VwSen-161022/8/Ki/Da Linz, am 25. Jänner 2006

DVR.0690392

 

 

 

 

E R K E N N T N I S

Der Unabhängige Verwaltungssenat des Landes Oberösterreich hat durch sein Mitglied Mag. Alfred Kisch über die Berufung des R S, H, O, vertreten durch Rechtsanwalt Dr. A S, N, A, vom 29.11.2005 gegen das Straferkenntnis der Bezirkshauptmannschaft Grieskirchen vom 9.11.2005, BauR96-345-2005, wegen einer Übertretung des KFG 1967 zu Recht erkannt:

 

 

I. Der Berufung wird Folge gegeben, das angefochtene Straferkenntnis wird behoben und das Verfahren eingestellt.

 

II. Es entfällt die Verpflichtung zur Leistung jeglicher Verfahrenskostenbeiträge.

 

Rechtsgrundlage:

zu  I: § 66 Abs.4 AVG iVm §§ 24, 45 Abs.1 Z1 und 51 VStG

zu II: § 66 Abs.1 VStG

 

 

Entscheidungsgründe:

 

I.1. Die Bezirkshauptmannschaft Grieskirchen hat mit Straferkenntnis vom 9.11.2005, BauR96-345-2005, den Berufungswerber für schuldig befunden, er habe als Geschäftsführer der R GmbH, H, I, welche Zulassungsbesitzerin des Kraftfahrzeuges mit dem deutschen Kennzeichen RH ist, trotz schriftlicher, nachweislich zugestellter Aufforderung der Bezirkshauptmannschaft Grieskirchen vom 11.8.2005, BauR96-345-2005, nicht binnen zwei Wochen der Behörde Auskunft darüber erteilt, wer dieses oben angeführte Kraftfahrzeug am 10.6.2005 um 13:37 Uhr gelenkt hat bzw. in Gewahrsam hatte oder wer diese Auskunft erteilen kann. Er habe auf das Auskunftsverlangen der Behörde in keiner Weise reagiert und somit keine gesetzeskonforme Lenkerauskunft erteilt. Er habe dadurch § 103 Abs.2 KFG 1967 verletzt. Gemäß § 134 Abs.1 KFG 1967 wurde eine Geldstrafe in Höhe von 365 Euro (Ersatzfreiheitsstrafe 24 Stunden) verhängt. Außerdem wurde er gemäß § 64 VStG zur Leistung eines Beitrages zu den Kosten des Strafverfahrens in Höhe von 36,50 Euro (10 % der verhängten Geldstrafe) verpflichtet.

 

I.2. Der Rechtsmittelwerber erhob dagegen mit Schriftsatz vom 29.11.2005 Berufung, es wird die Aufhebung des angefochtenen Bescheides angestrebt.

 

Begründet wird die Berufung damit, dass die Zustellung nicht an den Geschäftsführer R S erfolgt sei.
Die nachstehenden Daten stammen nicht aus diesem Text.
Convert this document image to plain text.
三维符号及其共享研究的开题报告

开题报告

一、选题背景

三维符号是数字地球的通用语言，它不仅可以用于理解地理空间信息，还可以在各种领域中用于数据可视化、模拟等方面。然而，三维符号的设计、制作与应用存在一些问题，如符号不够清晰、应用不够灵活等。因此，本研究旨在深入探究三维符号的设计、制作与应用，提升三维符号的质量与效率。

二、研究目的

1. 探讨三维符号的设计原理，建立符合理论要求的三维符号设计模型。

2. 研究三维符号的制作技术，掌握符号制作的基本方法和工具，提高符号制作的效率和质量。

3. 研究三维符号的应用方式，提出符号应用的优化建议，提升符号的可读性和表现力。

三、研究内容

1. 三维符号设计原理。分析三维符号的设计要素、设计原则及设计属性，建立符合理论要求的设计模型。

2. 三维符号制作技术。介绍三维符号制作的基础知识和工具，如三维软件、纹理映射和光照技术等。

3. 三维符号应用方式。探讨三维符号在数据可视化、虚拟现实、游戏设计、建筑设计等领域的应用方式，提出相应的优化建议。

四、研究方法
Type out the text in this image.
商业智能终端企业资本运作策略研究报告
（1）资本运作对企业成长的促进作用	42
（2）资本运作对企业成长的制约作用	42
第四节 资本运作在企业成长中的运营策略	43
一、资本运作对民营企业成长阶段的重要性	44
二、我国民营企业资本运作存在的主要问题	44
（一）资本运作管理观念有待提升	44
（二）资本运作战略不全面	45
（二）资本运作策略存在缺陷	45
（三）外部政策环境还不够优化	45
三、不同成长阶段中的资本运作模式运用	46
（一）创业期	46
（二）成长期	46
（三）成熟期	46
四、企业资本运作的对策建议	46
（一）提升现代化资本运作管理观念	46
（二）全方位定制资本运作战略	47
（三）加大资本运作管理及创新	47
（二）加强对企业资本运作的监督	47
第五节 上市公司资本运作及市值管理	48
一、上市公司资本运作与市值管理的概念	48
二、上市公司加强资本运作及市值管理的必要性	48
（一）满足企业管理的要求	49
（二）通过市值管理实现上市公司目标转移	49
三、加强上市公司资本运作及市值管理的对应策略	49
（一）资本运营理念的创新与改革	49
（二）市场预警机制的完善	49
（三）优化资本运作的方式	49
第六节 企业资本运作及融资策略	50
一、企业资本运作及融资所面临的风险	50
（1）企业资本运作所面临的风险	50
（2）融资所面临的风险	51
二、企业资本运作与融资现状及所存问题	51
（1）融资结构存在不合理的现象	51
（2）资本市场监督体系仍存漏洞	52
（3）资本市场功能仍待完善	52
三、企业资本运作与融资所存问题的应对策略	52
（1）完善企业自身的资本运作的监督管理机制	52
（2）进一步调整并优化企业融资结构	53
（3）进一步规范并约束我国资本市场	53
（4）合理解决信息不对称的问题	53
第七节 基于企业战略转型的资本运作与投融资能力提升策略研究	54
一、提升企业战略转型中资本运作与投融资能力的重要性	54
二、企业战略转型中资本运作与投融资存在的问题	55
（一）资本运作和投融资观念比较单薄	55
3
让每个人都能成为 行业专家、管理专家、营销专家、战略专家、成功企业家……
Dieser habe sich, wie die übrigen Mitarbeiter der Firma, in Betriebsferien befunden. Mangels Anwesenheit hätte er die Auskunft nicht erteilen können, weil er zu diesem Zeitpunkt überhaupt nicht in der Firma gewesen sei. Er habe die Zustellung nicht unterschrieben. Richtig sei, dass innerhalb der Frist keine Auskunft erfolgte, weil Herr R S urlaubsabwesend gewesen sei. Innerhalb der Frist habe er deshalb die Auskunft nicht erteilen können. Der 15. August 2005 sei der Beginn des Betriebsurlaubes der Firma gewesen, dieser habe bis zum 27. August 2005 gedauert.

 

Darüber hinaus komme hinzu, dass der 15. August 2005 in Bayern ein Feiertag sei, an dem die Firma auch aus diesem Grund geschlossen gewesen sei. Deswegen stelle sich die Frage, wie eine Zustellung erfolgt sein solle, zu dem noch eigenhändig unterschrieben, wenn die Firma an diesem Tag geschlossen gewesen sei. Somit könne der 15. August 2005 nicht als Datum der Übernahme eingetragen werden. Die Firma sei an diesem Tag geschlossen gewesen.

 

I.3. Die Bezirkshauptmannschaft Grieskirchen hat die Berufung samt Verfahrensakt dem Oö. Verwaltungssenat zur Entscheidung vorgelegt und damit dessen Zuständigkeit ausgelöst. Dieser hatte, da weder eine primäre Freiheitsstrafe noch eine 2.000 Euro übersteigende Geldstrafe verhängt wurde, durch ein Einzelmitglied zu entscheiden.

 

I.4. Der Unabhängige Verwaltungssenat des Landes Oberösterreich hat Beweis erhoben durch Einsichtnahme in den Verfahrensakt.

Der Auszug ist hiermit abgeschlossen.